Rare earths are not just a type of soil, but rare minerals and extremely important resources. Rare earth refers to 17 rare elements including lanthanum, cerium, praseodymium, neodymium, promethium, samarium, europium, gadolinium, etc.
How were rare earths discovered?
The discovery of rare earths began in the late 18th century, when an insoluble solid oxide was called “earth.” Although rare earths are inherently abundant, they are commonly isolated in the form of oxides, making extraction and purification difficult. As a result, they appear to be in short supply, hence the name “rare earths”. The 17 rare earth elements were not discovered at the same time. From the discovery of yttrium in 1794 to promethium in 1947, this process spanned 153 years. Countries such as China, Russia, the United States, and Australia hold major positions in rare earth resource reserves.
How are rare earths classified?
Rare earths can be classified based on various criteria.
by atomic number
Light rare earth elements: Lanthanum (LA), Cerium (CE), Praseodymium (PR), Neodymium (ND), Promethium (PM).
Heavy rare earth elements: samarium (SM) to lutetium (Lu) including Yttrium (Y).
Features:
Lighter rare earths are more common and widely used in large-scale industrial applications, while heavier rare earths are relatively rare and suitable for high-tech fields.
by mineral source
Rare earths of the monazite type: These are mainly light rare earth elements, especially cerium and lanthanum, which are widely used in abrasive powders and catalysts.
Xenotime-Type Rare Earths: Rich in Yttrium and other heavy rare earth elements, primarily used in high-temperature superconducting materials and lasers.
Rare earths of the fluorocarbonate type: predominantly light rare earths with high cerium and lanthanum contents in ores used in magnetic materials and chemical catalysts.
by chemical form
Rare earth oxides: The most common chemical form of rare earth elements, known for their stability and used primarily in catalysts and ceramic materials.
Rare earth metals: Refined rare earth metals have high electrical conductivity and specific magnetic properties that are used in alloy manufacturing (e.g. magnesium and aluminum alloys).
Rare Earth Compounds: Include rare earth halides and hydrides that are highly chemically active and are used in lasers and optical materials.
Rare earths as “vitamins of industry”
This nickname is due to its unique properties. Rare earths have excellent physical properties such as optical, electrical, and magnetic properties. They can be combined with other materials to create new materials with diverse properties. The most notable feature of rare earths is their ability to significantly improve the quality and performance of other products. For example, it significantly improves the tactical properties of steel, aluminum alloys, magnesium alloys, and titanium alloys used in tanks, aircraft, and missiles. In addition, rare earths are also lubricants in various high-tech fields, such as electronics, lasers, the nuclear industry, and superconductors. Rechargeable batteries, cell phones, computer memory, and DVDs all rely on rare earth elements for proper functioning.
Unique properties:
Magnetic: Neodymium, praseodymium, and samarium are used to produce high performance permanent magnetic materials.

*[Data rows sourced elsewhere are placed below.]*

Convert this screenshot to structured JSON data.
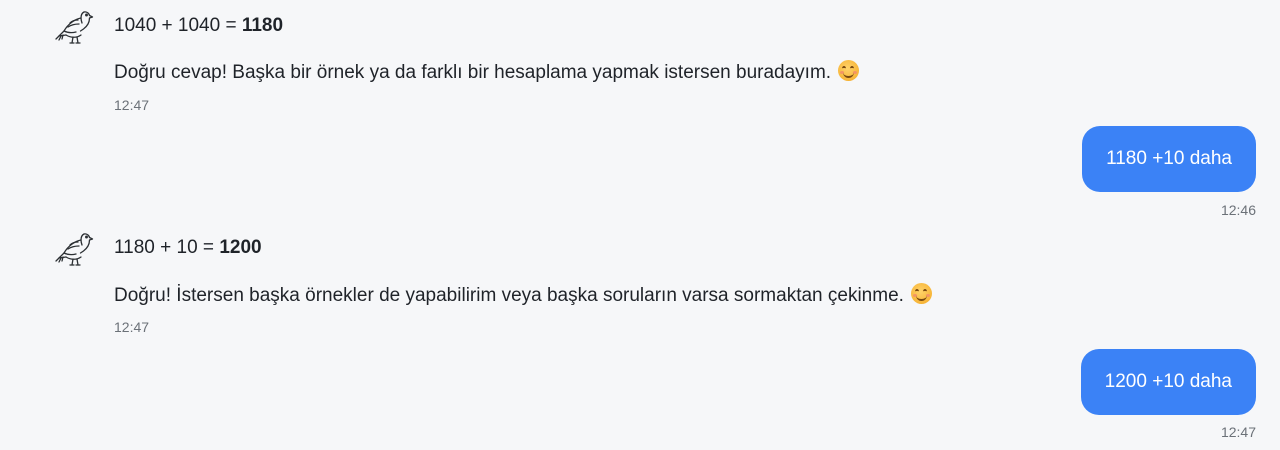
{
  "messages": [
    {
      "role": "bot",
      "avatar_icon": "pigeon-icon",
      "equation_prefix": "1040 + 1040 = ",
      "equation_result": "1180",
      "text": "Doğru cevap! Başka bir örnek ya da farklı bir hesaplama yapmak istersen buradayım.",
      "emoji": "smiling-face-icon",
      "time": "12:47"
    },
    {
      "role": "user",
      "text": "1180 +10 daha",
      "time": "12:46"
    },
    {
      "role": "bot",
      "avatar_icon": "pigeon-icon",
      "equation_prefix": "1180 + 10 = ",
      "equation_result": "1200",
      "text": "Doğru! İstersen başka örnekler de yapabilirim veya başka soruların varsa sormaktan çekinme.",
      "emoji": "smiling-face-icon",
      "time": "12:47"
    },
    {
      "role": "user",
      "text": "1200 +10 daha",
      "time": "12:47"
    }
  ],
  "colors": {
    "background": "#f6f7f9",
    "user_bubble": "#3b82f6",
    "timestamp": "#6b7178"
  }
}
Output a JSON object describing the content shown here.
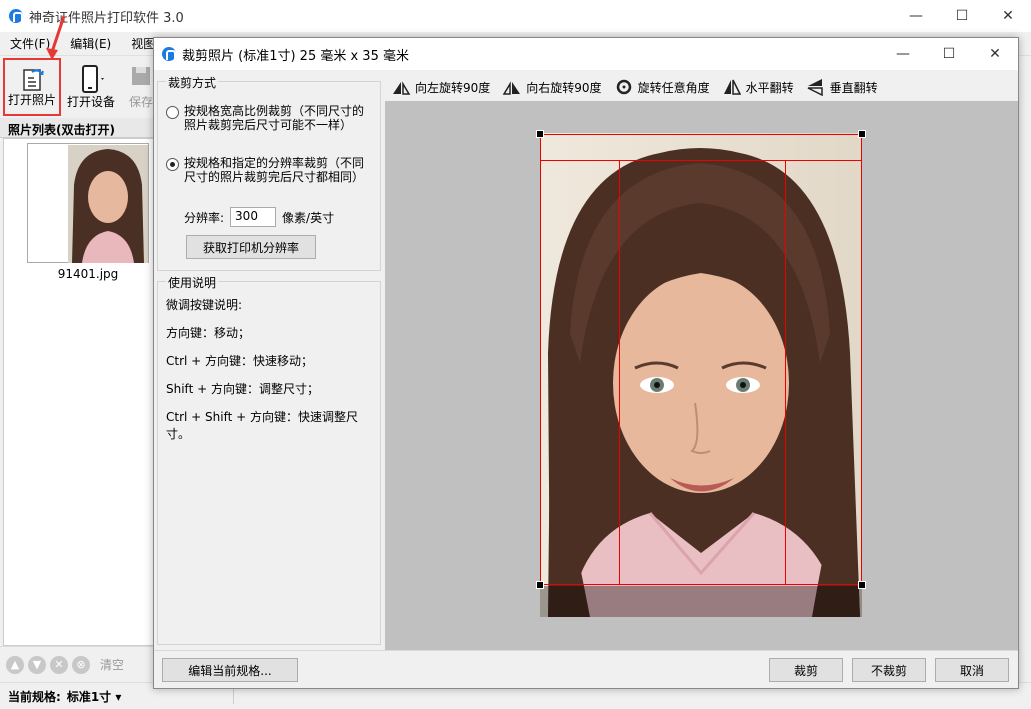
{
  "main_window": {
    "title": "神奇证件照片打印软件 3.0",
    "controls": {
      "minimize": "—",
      "maximize": "☐",
      "close": "✕"
    }
  },
  "menu": [
    "文件(F)",
    "编辑(E)",
    "视图(V)"
  ],
  "toolbar": {
    "open_photo": "打开照片",
    "open_device": "打开设备",
    "save": "保存"
  },
  "photo_list": {
    "header": "照片列表(双击打开)",
    "items": [
      {
        "filename": "91401.jpg"
      }
    ]
  },
  "bottom_tools": {
    "clear": "清空"
  },
  "status": {
    "current_spec_label": "当前规格:",
    "current_spec_value": "标准1寸"
  },
  "dialog": {
    "title": "裁剪照片 (标准1寸) 25 毫米 x 35 毫米",
    "crop_mode": {
      "group_label": "裁剪方式",
      "option1": "按规格宽高比例裁剪（不同尺寸的照片裁剪完后尺寸可能不一样）",
      "option2": "按规格和指定的分辨率裁剪（不同尺寸的照片裁剪完后尺寸都相同）",
      "selected": "option2",
      "resolution_label": "分辨率:",
      "resolution_value": "300",
      "resolution_unit": "像素/英寸",
      "get_printer_res_button": "获取打印机分辨率"
    },
    "help": {
      "group_label": "使用说明",
      "lines": [
        "微调按键说明:",
        "方向键：移动；",
        "Ctrl + 方向键：快速移动；",
        "Shift + 方向键：调整尺寸；",
        "Ctrl + Shift + 方向键：快速调整尺寸。"
      ]
    },
    "crop_toolbar": {
      "rotate_left": "向左旋转90度",
      "rotate_right": "向右旋转90度",
      "rotate_any": "旋转任意角度",
      "flip_horizontal": "水平翻转",
      "flip_vertical": "垂直翻转"
    },
    "buttons": {
      "edit_spec": "编辑当前规格...",
      "crop": "裁剪",
      "no_crop": "不裁剪",
      "cancel": "取消"
    }
  },
  "colors": {
    "accent": "#1b7be0",
    "highlight_red": "#e53935",
    "crop_red": "#e00000"
  }
}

Catalyst: Cerium and lanthanum are important components of automotive exhaust purification catalysts.
Optical performance: Europium, terbium, and yttrium are essential as light-emitting materials for displays and LEDs.
Rare earth oxides or processed rare earth concentrates can be used as polishing powders, widely applied to optical glasses, eyeglass lenses, cathode wire tubes, oscilloscopes, flat glasses, plastics and metal supplies. With the addition of rare earth oxides, optical glasses and special glasses can be produced for various purposes, such as infrared-transmitting glass, ultraviolet-absorbing glass, acid-resistant glass, heat-resistant glass, and X-ray shielding glass.
Apart from industrial uses, rare earths also play a role in agriculture. Extensive research has shown that rare earth elements, when used in appropriate concentrations, enhance nutrient uptake, conversion, and utilization by plants.
Use of 17 rare earth elements
Lanthanum: Used in alloying materials and agricultural films.
Cerium: Widely applied in auto glass.
PRASEODIUM: Widely used in ceramic pigments.
Neodymium: Widely used in aerospace materials.
Promethium: Provides supplemental energy to the satellite.
Samarium: Used in nuclear reactors.
Europium: Used in lens manufacturing and LCD screens.
Gadolinium: Applied in medical MRI imaging.
Terbium: Used in aircraft wing regulators.
Erbium: Used in military laser range finders.
Dysprosium: Used as a lighting source for film and printing.
Holmium: Used in the production of optical communication devices.
Thulium: Applied in clinical diagnosis and tumor treatment.
Ytterbium: Additive for computer memory components.
Lutetium: Used in energy battery technology.
Yttrium: Used in wire manufacturing and aircraft structural components.
Scandium: Commonly used in alloy production.
conclusion
Rare earth metals are ubiquitous and often overlooked, yet they are silent drivers shaping the technological, industrial, and environmental landscape.